Quando chegam a Kumanovo, cidade ao norte da Macedônia, na fronteira com a Sérvia, os refugiados são mais uma vez abordados por contrabandistas de pessoas. O contato também é estabelecido inicialmente por meio das redes sociais.

"Você está vendo aquelas pessoas lá sentadas no posto de gasolina? São eles", aponta Feras. "A gente já combinou o valor pela internet. São mil euros (R$ 4,2 mil) por táxi para que eles nos levem da cidade de Roszke, na fronteira da Sérvia com a Hungria, para a cidade de Hegyeshalom, na fronteira da Hungria com a Áustria."

Metade do valor é pago em espécie do lado sérvio, sem nenhuma garantia, apenas com o nome de quem estará esperando por eles do lado húngaro. A outra metade é paga ao motorista do carro no lado húngaro.

A travessia da fronteira é feita pelos próprios refugiados, sem nenhum auxílio dos contrabandistas. Eles atravessam a pé por uma linha de trem abandonada, no meio da noite, para evitar serem pegos pela polícia húngara.

"Essa é uma das partes mais tensas da rota. A polícia húngara não gosta da gente. Colocaram a cerca de arame e agora vão mudar a lei. Mas se a gente conseguiu atravessar o oceano, vamos conseguir atravessar aqui também", narra o refugiado sírio.

A partir do dia 15 de setembro, cruzar a fronteira húngara ilegalmente passa a ser crime, com punição prevista de até três anos de reclusão.

Alívio e esperança

Feras sabe o que outros colegas passaram na Hungria.

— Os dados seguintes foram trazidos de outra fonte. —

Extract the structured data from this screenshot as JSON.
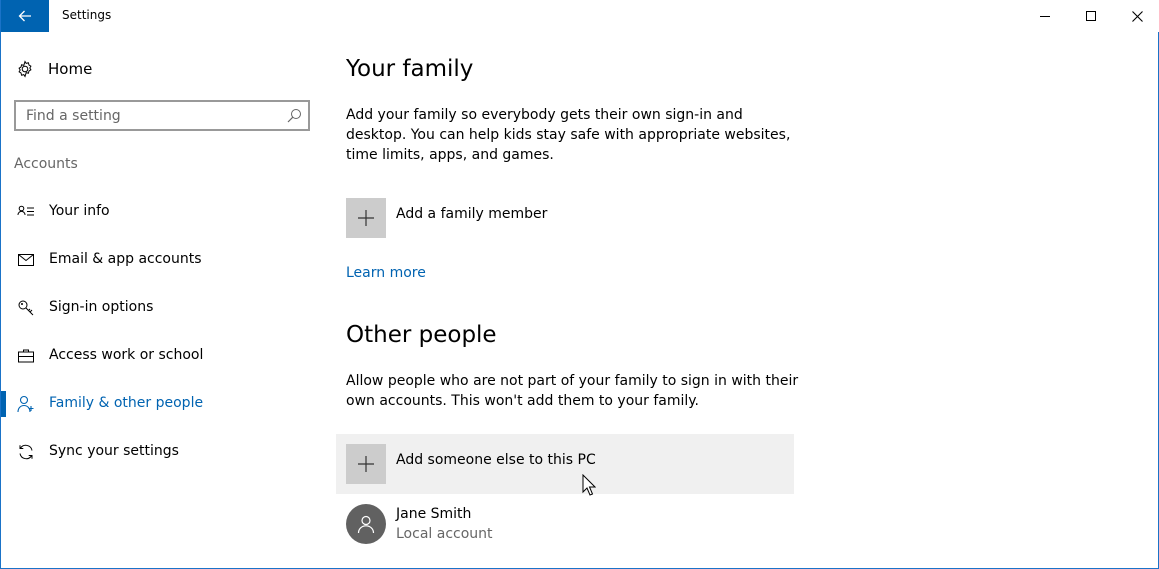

"Falo por WhatsApp com amigos meus que já estão na Alemanha. Não tivemos muitos problemas nos outros países, mas sei que muita gente está tendo problema na Hungria. Foram meus amigos que me deram os contatos destas pessoas que nos ajudam aqui na fronteira e nos levam direto para a Áustria."

Um amigo de Feras que prefere não se identificar confirma a ansiedade de atravessar pela Hungria. "Queremos chegar à Áustria sem ser identificados na Hungria. Se não, teremos de ficar aqui. Por isso pagamos para que a gente chegue com segurança à próxima fronteira".

O amigo pede para não aparecer em fotos. "Tenho medo de sair nos jornais e depois ter meu pedido de asilo recusado por causa disso."

A viagem até Hegyeshalom é a última parte do trajeto. Alguns refugiados completam o percurso caminhando, enquanto outros são ajudados por ativistas alemães e austríacos que os levam da Hungria para a Áustria, desafiando a lei.

"Você me adiciona depois no Facebook? Podemos marcar para tomar um chá em Munique", despede-se Feras.

Dias depois, Feras informou à reportagem do UOL que conseguiu chegar em Viena, na Áustria. "Alive and happy" (Vivo e feliz), escreveu.